Pemerintah Siapkan Insentif, Buntut dari Kenaikan Tinggi Pajak Hiburan
- Tangkapan Layar Youtube/PerekonomianRI
Media Bekasi – Implementasi tarif pajak untuk jasa hiburan, khususnya Pajak Barang dan Jasa Tertentu (PBJT) sebesar 40% hingga 75%, mendapat sorotan banyak. Untuk mengatasi hal tersebut, pemerintah berencana meluncurkan insentif fiskal.
Menurut Menteri Koordinator Bidang Perekonomian, Airlangga Hartarto, saat ini pemerintah tengah menyiapkan peluncuran insentif fiskal sesuai dengan Undang-Undang Nomor 1 Tahun 2022 tentang Hubungan Keuangan Pemerintah Pusat dan Pemerintah Daerah (UU HKPD).
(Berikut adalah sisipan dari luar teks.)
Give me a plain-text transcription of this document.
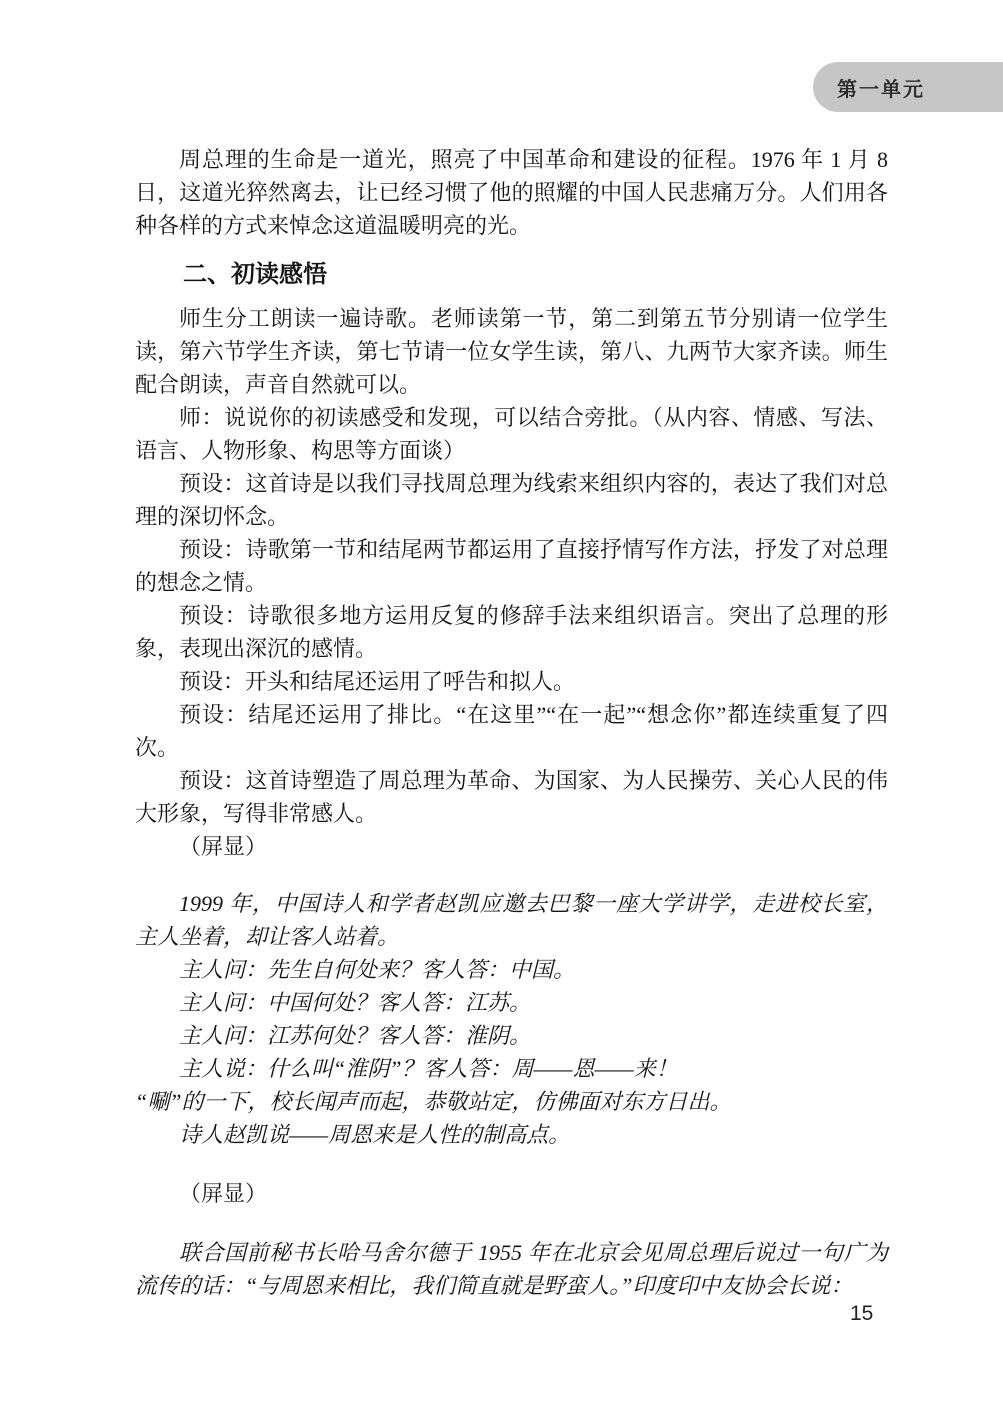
第一单元

周总理的生命是一道光，照亮了中国革命和建设的征程。1976 年 1 月 8 日，这道光猝然离去，让已经习惯了他的照耀的中国人民悲痛万分。人们用各种各样的方式来悼念这道温暖明亮的光。

二、初读感悟

师生分工朗读一遍诗歌。老师读第一节，第二到第五节分别请一位学生读，第六节学生齐读，第七节请一位女学生读，第八、九两节大家齐读。师生配合朗读，声音自然就可以。

师：说说你的初读感受和发现，可以结合旁批。（从内容、情感、写法、语言、人物形象、构思等方面谈）

预设：这首诗是以我们寻找周总理为线索来组织内容的，表达了我们对总理的深切怀念。

预设：诗歌第一节和结尾两节都运用了直接抒情写作方法，抒发了对总理的想念之情。

预设：诗歌很多地方运用反复的修辞手法来组织语言。突出了总理的形象，表现出深沉的感情。

预设：开头和结尾还运用了呼告和拟人。

预设：结尾还运用了排比。“在这里”“在一起”“想念你”都连续重复了四次。

预设：这首诗塑造了周总理为革命、为国家、为人民操劳、关心人民的伟大形象，写得非常感人。

（屏显）

1999 年，中国诗人和学者赵凯应邀去巴黎一座大学讲学，走进校长室，主人坐着，却让客人站着。

主人问：先生自何处来？客人答：中国。

主人问：中国何处？客人答：江苏。

主人问：江苏何处？客人答：淮阴。

主人说：什么叫“淮阴”？客人答：周——恩——来！

“唰”的一下，校长闻声而起，恭敬站定，仿佛面对东方日出。

诗人赵凯说——周恩来是人性的制高点。

（屏显）

联合国前秘书长哈马舍尔德于 1955 年在北京会见周总理后说过一句广为流传的话：“与周恩来相比，我们简直就是野蛮人。”印度印中友协会长说：

15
Pada Pasal 101 UU HKPD dijelaskan bahwa pemerintah memberikan ruang kebijakan untuk memberikan insentif fiskal guna mendukung investasi dengan berbagai bentuk, seperti pengurangan, keringanan, pembebasan, atau penghapusan pajak, retribusi, dan/atau sanksi.
Airlangga menyatakan bahwa penerapan insentif fiskal akan disesuaikan dengan karakteristik wilayah, mempertimbangkan budaya dan penerapan syariat Islam di beberapa daerah seperti Aceh. Beberapa daerah masih dapat menerapkan tarif pajak yang ada, sementara daerah berbasis pariwisata dapat menetapkan tarif sesuai dengan yang berlaku sebelumnya.
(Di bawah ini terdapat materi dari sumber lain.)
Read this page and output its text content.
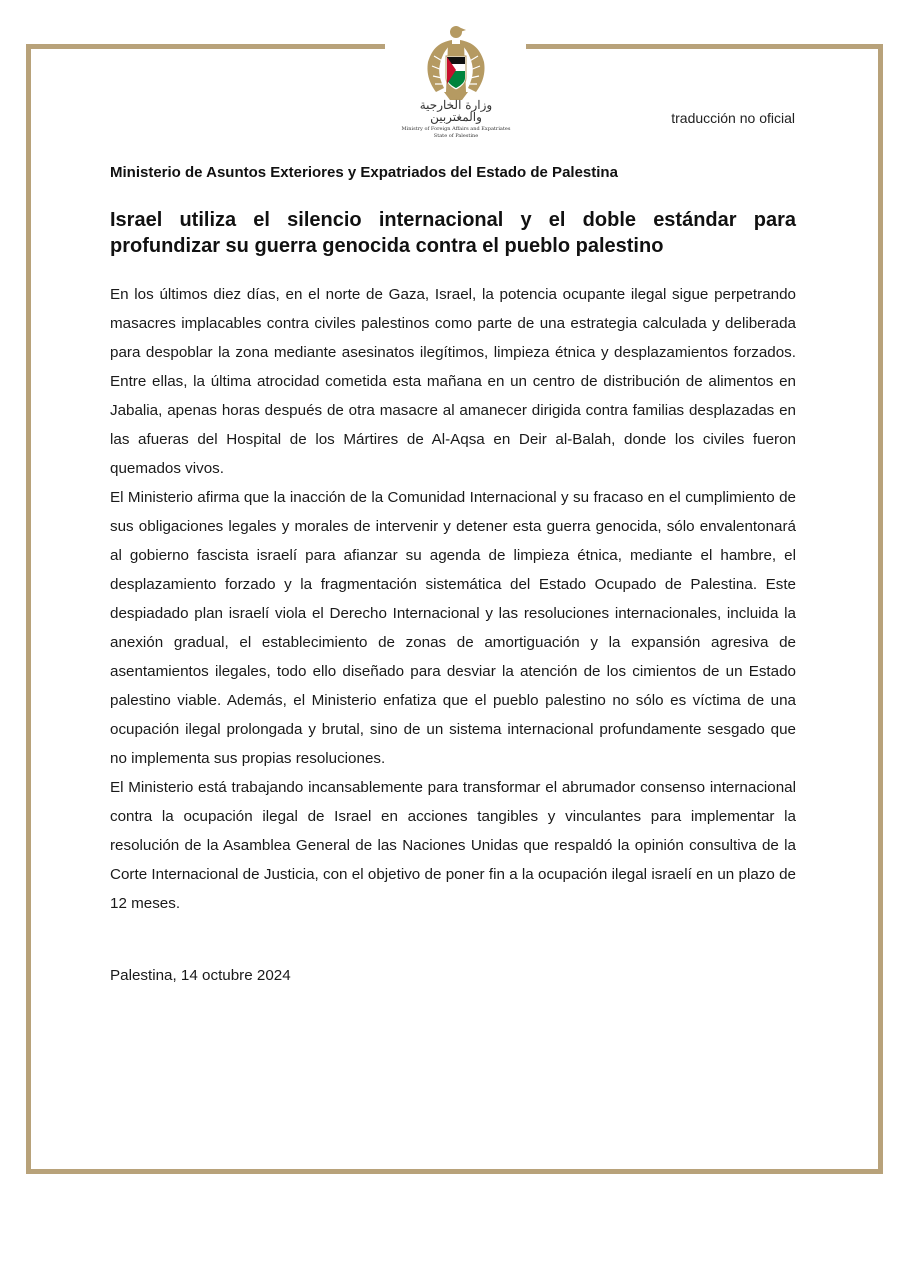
وزارة الخارجية والمغتربين
Ministry of Foreign Affairs and Expatriates
State of Palestine
traducción no oficial
Ministerio de Asuntos Exteriores y Expatriados del Estado de Palestina
Israel utiliza el silencio internacional y el doble estándar para profundizar su guerra genocida contra el pueblo palestino

En los últimos diez días, en el norte de Gaza, Israel, la potencia ocupante ilegal sigue perpetrando masacres implacables contra civiles palestinos como parte de una estrategia calculada y deliberada para despoblar la zona mediante asesinatos ilegítimos, limpieza étnica y desplazamientos forzados. Entre ellas, la última atrocidad cometida esta mañana en un centro de distribución de alimentos en Jabalia, apenas horas después de otra masacre al amanecer dirigida contra familias desplazadas en las afueras del Hospital de los Mártires de Al-Aqsa en Deir al-Balah, donde los civiles fueron quemados vivos.

El Ministerio afirma que la inacción de la Comunidad Internacional y su fracaso en el cumplimiento de sus obligaciones legales y morales de intervenir y detener esta guerra genocida, sólo envalentonará al gobierno fascista israelí para afianzar su agenda de limpieza étnica, mediante el hambre, el desplazamiento forzado y la fragmentación sistemática del Estado Ocupado de Palestina. Este despiadado plan israelí viola el Derecho Internacional y las resoluciones internacionales, incluida la anexión gradual, el establecimiento de zonas de amortiguación y la expansión agresiva de asentamientos ilegales, todo ello diseñado para desviar la atención de los cimientos de un Estado palestino viable. Además, el Ministerio enfatiza que el pueblo palestino no sólo es víctima de una ocupación ilegal prolongada y brutal, sino de un sistema internacional profundamente sesgado que no implementa sus propias resoluciones.

El Ministerio está trabajando incansablemente para transformar el abrumador consenso internacional contra la ocupación ilegal de Israel en acciones tangibles y vinculantes para implementar la resolución de la Asamblea General de las Naciones Unidas que respaldó la opinión consultiva de la Corte Internacional de Justicia, con el objetivo de poner fin a la ocupación ilegal israelí en un plazo de 12 meses.

Palestina, 14 octubre 2024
Dalam Rapat Internal yang dipimpin langsung oleh Presiden Jokowi pada Jumat (19/1/2024), salah satu keputusan terkait Insentif Fiskal adalah memberikan insentif PPh Badan terhadap penyelenggara jasa hiburan. Untuk sektor pariwisata, insentif berupa pengurangan pajak dalam bentuk Ditanggung Pemerintah (DTP) sebesar 10% dari PPh Badan, sehingga PPh Badan yang semula 22% akan menjadi 12%.
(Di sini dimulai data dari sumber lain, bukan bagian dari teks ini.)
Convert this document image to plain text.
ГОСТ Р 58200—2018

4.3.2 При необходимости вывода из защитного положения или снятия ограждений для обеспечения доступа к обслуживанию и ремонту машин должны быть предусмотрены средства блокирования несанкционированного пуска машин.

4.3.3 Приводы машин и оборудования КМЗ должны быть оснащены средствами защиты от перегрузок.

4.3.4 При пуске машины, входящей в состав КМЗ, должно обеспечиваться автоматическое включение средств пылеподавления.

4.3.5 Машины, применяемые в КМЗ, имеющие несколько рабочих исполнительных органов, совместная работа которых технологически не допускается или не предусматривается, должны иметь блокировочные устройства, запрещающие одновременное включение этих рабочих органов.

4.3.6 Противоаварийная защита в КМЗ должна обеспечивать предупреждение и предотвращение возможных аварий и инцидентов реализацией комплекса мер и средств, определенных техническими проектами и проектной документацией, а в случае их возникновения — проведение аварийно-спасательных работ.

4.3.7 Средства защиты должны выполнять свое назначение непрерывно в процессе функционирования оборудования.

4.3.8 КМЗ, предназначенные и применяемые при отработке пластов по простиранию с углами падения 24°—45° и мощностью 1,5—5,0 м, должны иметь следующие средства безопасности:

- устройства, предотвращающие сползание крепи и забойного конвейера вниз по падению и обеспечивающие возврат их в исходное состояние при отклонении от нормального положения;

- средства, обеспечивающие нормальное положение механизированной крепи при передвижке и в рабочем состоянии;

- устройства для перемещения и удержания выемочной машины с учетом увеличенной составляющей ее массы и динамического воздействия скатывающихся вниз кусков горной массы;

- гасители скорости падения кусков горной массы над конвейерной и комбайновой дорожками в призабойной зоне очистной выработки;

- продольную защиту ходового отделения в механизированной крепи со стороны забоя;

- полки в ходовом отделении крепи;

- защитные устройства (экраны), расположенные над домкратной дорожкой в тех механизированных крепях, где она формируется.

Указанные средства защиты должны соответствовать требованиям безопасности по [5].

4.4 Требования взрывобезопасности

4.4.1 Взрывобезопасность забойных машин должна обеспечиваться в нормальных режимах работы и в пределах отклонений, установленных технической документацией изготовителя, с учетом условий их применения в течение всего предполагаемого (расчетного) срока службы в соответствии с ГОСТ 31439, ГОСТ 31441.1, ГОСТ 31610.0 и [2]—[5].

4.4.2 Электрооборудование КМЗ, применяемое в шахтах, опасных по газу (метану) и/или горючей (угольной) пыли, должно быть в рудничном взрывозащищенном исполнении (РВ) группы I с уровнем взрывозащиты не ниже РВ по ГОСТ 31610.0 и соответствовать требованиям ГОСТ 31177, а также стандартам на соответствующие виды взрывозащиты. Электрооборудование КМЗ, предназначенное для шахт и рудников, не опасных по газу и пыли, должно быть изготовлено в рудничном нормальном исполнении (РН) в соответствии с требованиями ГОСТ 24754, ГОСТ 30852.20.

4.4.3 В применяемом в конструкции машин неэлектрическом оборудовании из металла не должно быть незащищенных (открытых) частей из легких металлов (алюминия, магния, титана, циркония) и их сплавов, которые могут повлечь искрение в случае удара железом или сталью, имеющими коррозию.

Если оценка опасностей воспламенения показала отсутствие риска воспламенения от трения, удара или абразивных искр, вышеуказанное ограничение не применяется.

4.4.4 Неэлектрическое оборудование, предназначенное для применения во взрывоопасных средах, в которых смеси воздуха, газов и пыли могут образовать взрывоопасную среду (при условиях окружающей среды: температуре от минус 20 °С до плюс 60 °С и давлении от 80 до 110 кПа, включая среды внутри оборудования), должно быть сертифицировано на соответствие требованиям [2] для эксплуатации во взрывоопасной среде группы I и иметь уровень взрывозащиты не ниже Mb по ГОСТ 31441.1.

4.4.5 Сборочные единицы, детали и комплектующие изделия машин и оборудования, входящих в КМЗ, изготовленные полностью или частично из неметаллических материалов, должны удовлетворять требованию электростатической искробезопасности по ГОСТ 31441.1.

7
Menko Airlangga menegaskan bahwa Pemerintah akan terus mendukung pengembangan sektor pariwisata di daerah dengan memberikan insentif fiskal berupa pengurangan PPh Badan melalui fasilitas pajak Ditanggung Pemerintah (DTP).
Terkait implementasinya, pemberian insentif fiskal dapat dilakukan oleh Kepala Daerah dengan pertimbangan untuk mendukung usaha mikro dan ultra mikro, serta mendukung program prioritas daerah atau nasional.
Penetapan insentif fiskal akan diatur oleh Peraturan Kepala Daerah (Perkada) dengan melibatkan DPRD. Dengan ketentuan Pasal 101 UU HKPD, Bupati/Walikota berhak menetapkan tarif lebih rendah dari 75% atau bahkan di bawah batas minimal 40%.